Re: Proposal: add integer division to GHC.TypeLits

To be clear, I don't think Alexey is proposing that we implement inductive definitions of Div/Mod/DivMod to base (which, as you note, would require implementing type-level Fst and Snd as well). One of the motivations for this proposal is that we _did_ implement and inductive DivMod in the singletons library [1], and it is horribly slow. What I believe Alexey wants is a built-in type family that leverages machine instructions to perform the div/mod calculations behind the hood, much like we currently do for other type-level arithmetic operators, such as (+), (-), and (*).
Yet, how about the rest of families in `Data.Constraint.Nat`
Obviously, adding more built-in type families is perhaps not an ideal solution, and there are certainly many more things we _could_ add. But I think integer division is a common-enough use case that it makes sense to support it in base. We need not bog down this proposal with whataboutism.

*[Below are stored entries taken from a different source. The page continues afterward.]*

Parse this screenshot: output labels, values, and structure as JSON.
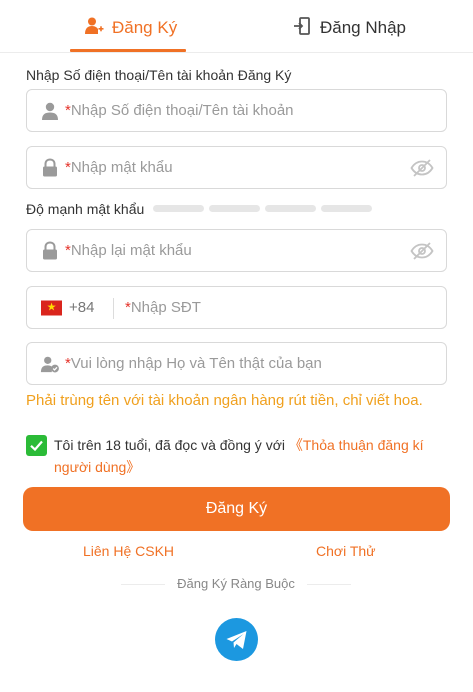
{
  "tabs": {
    "register_label": "Đăng Ký",
    "login_label": "Đăng Nhập",
    "active": "register"
  },
  "form": {
    "section_label": "Nhập Số điện thoại/Tên tài khoản Đăng Ký",
    "account_placeholder": "Nhập Số điện thoại/Tên tài khoản",
    "password_placeholder": "Nhập mật khẩu",
    "strength_label": "Độ mạnh mật khẩu",
    "strength_level": 0,
    "strength_segments": 4,
    "confirm_placeholder": "Nhập lại mật khẩu",
    "country_code": "+84",
    "phone_placeholder": "Nhập SĐT",
    "name_placeholder": "Vui lòng nhập Họ và Tên thật của bạn",
    "required_mark": "*",
    "name_warning": "Phải trùng tên với tài khoản ngân hàng rút tiền, chỉ viết hoa."
  },
  "agreement": {
    "checked": true,
    "text": "Tôi trên 18 tuổi, đã đọc và đồng ý với ",
    "link": "《Thỏa thuận đăng kí người dùng》"
  },
  "actions": {
    "submit_label": "Đăng Ký",
    "support_label": "Liên Hệ CSKH",
    "try_label": "Chơi Thử",
    "bind_label": "Đăng Ký Ràng Buộc"
  },
  "colors": {
    "accent": "#f07125",
    "warning": "#f0a01e",
    "check": "#2bbb37",
    "telegram": "#1c98e0",
    "required": "#e5342b"
  },
  "icons": {
    "register_tab": "add-user-icon",
    "login_tab": "login-door-icon",
    "account": "user-icon",
    "password": "lock-icon",
    "visibility": "eye-off-icon",
    "flag": "vietnam-flag-icon",
    "name": "user-verified-icon",
    "social": "telegram-icon"
  }
}
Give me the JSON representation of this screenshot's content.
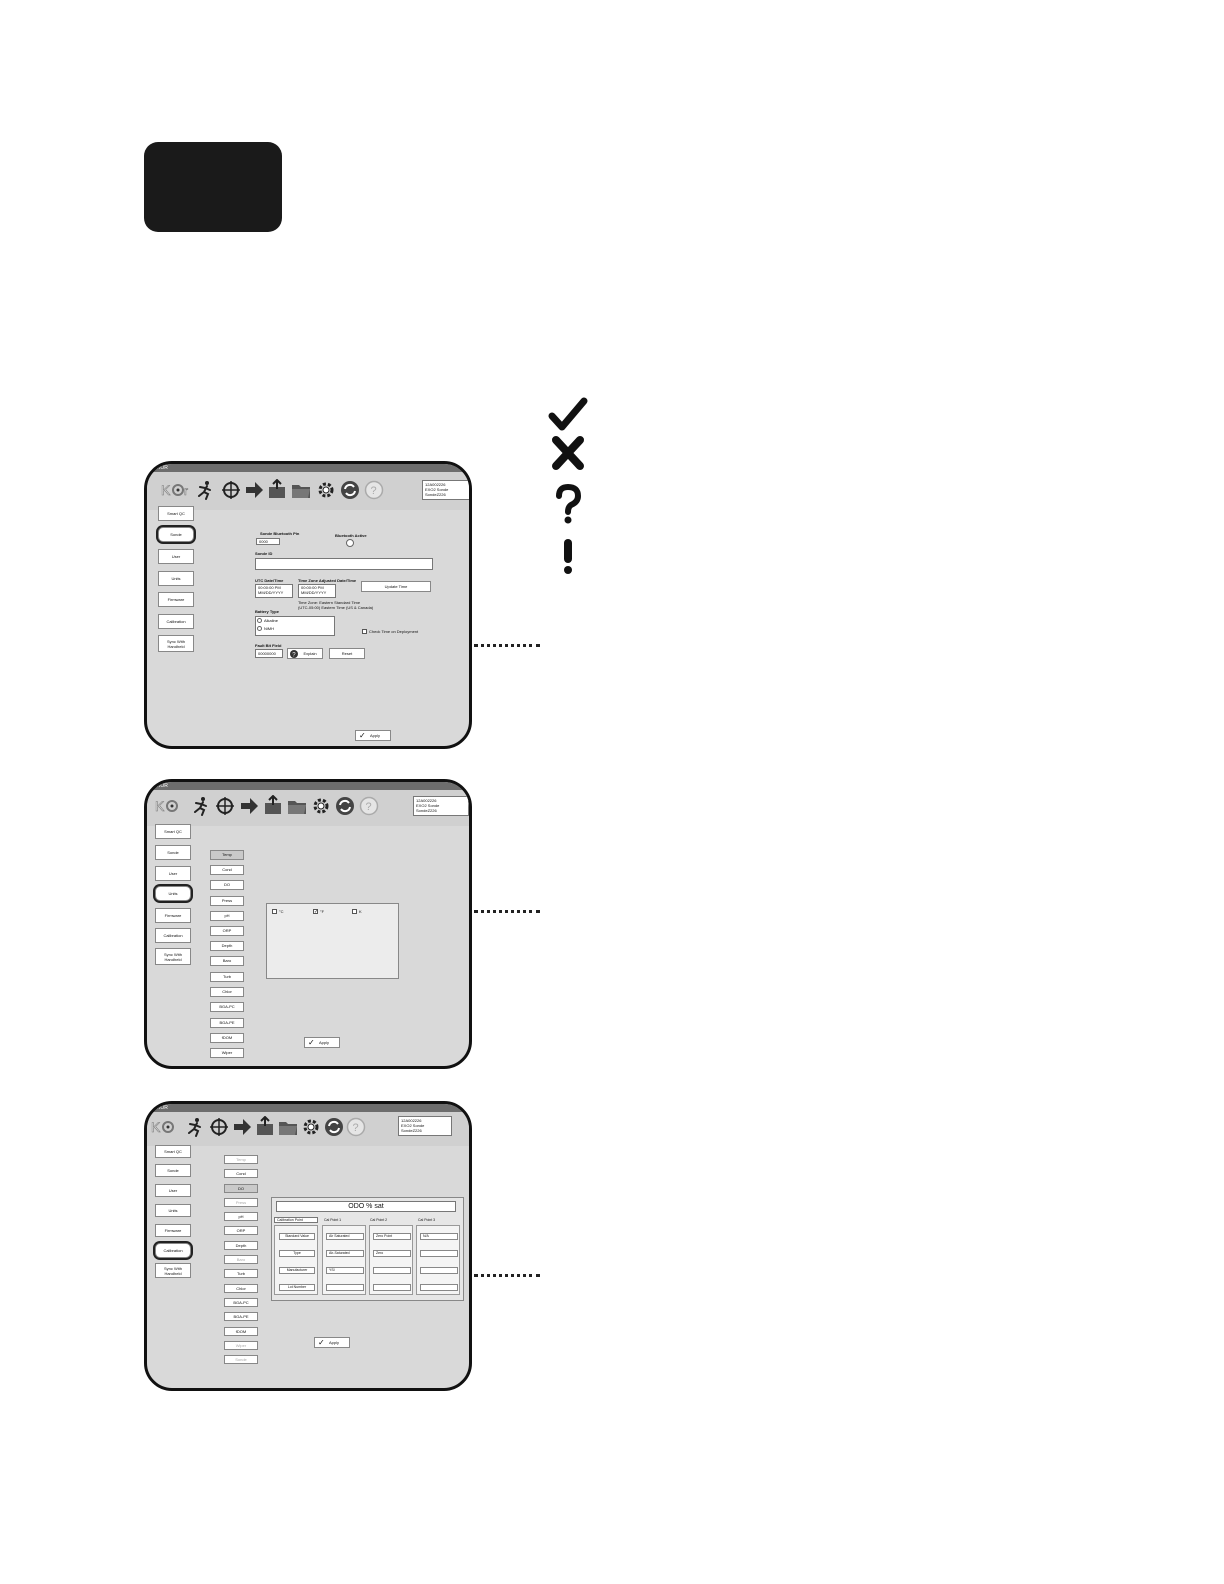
{
  "legend": {
    "icons": [
      "check-icon",
      "x-icon",
      "question-icon",
      "exclamation-icon"
    ]
  },
  "screen1": {
    "title": "KOR",
    "info": [
      "12A002226",
      "EXO2 Sonde",
      "SondeZ226"
    ],
    "nav": [
      "Smart QC",
      "Sonde",
      "User",
      "Units",
      "Firmware",
      "Calibration",
      "Sync With Handheld"
    ],
    "selected_nav": "Sonde",
    "bt_pin_label": "Sonde Bluetooth Pin",
    "bt_pin_value": "0000",
    "bt_active_label": "Bluetooth Active",
    "sonde_id_label": "Sonde ID",
    "utc_label": "UTC Date/Time",
    "utc_time": "00:00:00 PM",
    "utc_date": "MM/DD/YYYY",
    "tz_label": "Time Zone Adjusted Date/Time",
    "tz_time": "00:00:00 PM",
    "tz_date": "MM/DD/YYYY",
    "update_time": "Update Time",
    "tz_line1": "Time Zone: Eastern Standard Time",
    "tz_line2": "(UTC-05:00) Eastern Time (US & Canada)",
    "battery_label": "Battery Type",
    "battery_opt1": "Alkaline",
    "battery_opt2": "NiMH",
    "check_time": "Check Time on Deployment",
    "fault_label": "Fault Bit Field",
    "fault_value": "00000000",
    "explain": "Explain",
    "reset": "Reset",
    "apply": "Apply"
  },
  "screen2": {
    "title": "KOR",
    "info": [
      "12A002226",
      "EXO2 Sonde",
      "SondeZ226"
    ],
    "nav": [
      "Smart QC",
      "Sonde",
      "User",
      "Units",
      "Firmware",
      "Calibration",
      "Sync With Handheld"
    ],
    "selected_nav": "Units",
    "sub": [
      "Temp",
      "Cond",
      "DO",
      "Press",
      "pH",
      "ORP",
      "Depth",
      "Baro",
      "Turb",
      "Chlor",
      "BGA-PC",
      "BGA-PE",
      "fDOM",
      "Wiper"
    ],
    "active_sub": "Temp",
    "units": [
      {
        "label": "°C",
        "checked": false
      },
      {
        "label": "°F",
        "checked": true
      },
      {
        "label": "K",
        "checked": false
      }
    ],
    "apply": "Apply"
  },
  "screen3": {
    "title": "KOR",
    "info": [
      "12A002226",
      "EXO2 Sonde",
      "SondeZ226"
    ],
    "nav": [
      "Smart QC",
      "Sonde",
      "User",
      "Units",
      "Firmware",
      "Calibration",
      "Sync With Handheld"
    ],
    "selected_nav": "Calibration",
    "sub": [
      "Temp",
      "Cond",
      "DO",
      "Press",
      "pH",
      "ORP",
      "Depth",
      "Baro",
      "Turb",
      "Chlor",
      "BGA-PC",
      "BGA-PE",
      "fDOM",
      "Wiper",
      "Sonde"
    ],
    "active_sub": "DO",
    "dim_sub": [
      "Temp",
      "Press",
      "Baro",
      "Wiper",
      "Sonde"
    ],
    "header": "ODO % sat",
    "cal_tab": "Calibration Point",
    "cal_points": [
      "Cal Point 1",
      "Cal Point 2",
      "Cal Point 3"
    ],
    "row_labels": [
      "Standard Value",
      "Type",
      "Manufacturer",
      "Lot Number"
    ],
    "cols": [
      [
        "Air Saturated",
        "Air-Saturated",
        "YSI",
        ""
      ],
      [
        "Zero Point",
        "Zero",
        "",
        ""
      ],
      [
        "N/A",
        "",
        "",
        ""
      ]
    ],
    "apply": "Apply"
  },
  "accent": "#1a1a1a"
}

Note: If we add them, let's only add them to GHC.TypeNats.
Agreed.
Note: current type families form decidable system, which `ghc-typelits-natnormalize` can solve. Adding division complicates that story.
Sure, but then again, there are many type families that you could throw into this system that this particular GHC plugin couldn't reason about. I don't see how Div/Mod are unique in that regard.
What would be the semantics, especially what
Div n 0
would reduce to: `TypeError` or be irreducible i.e. be stuck?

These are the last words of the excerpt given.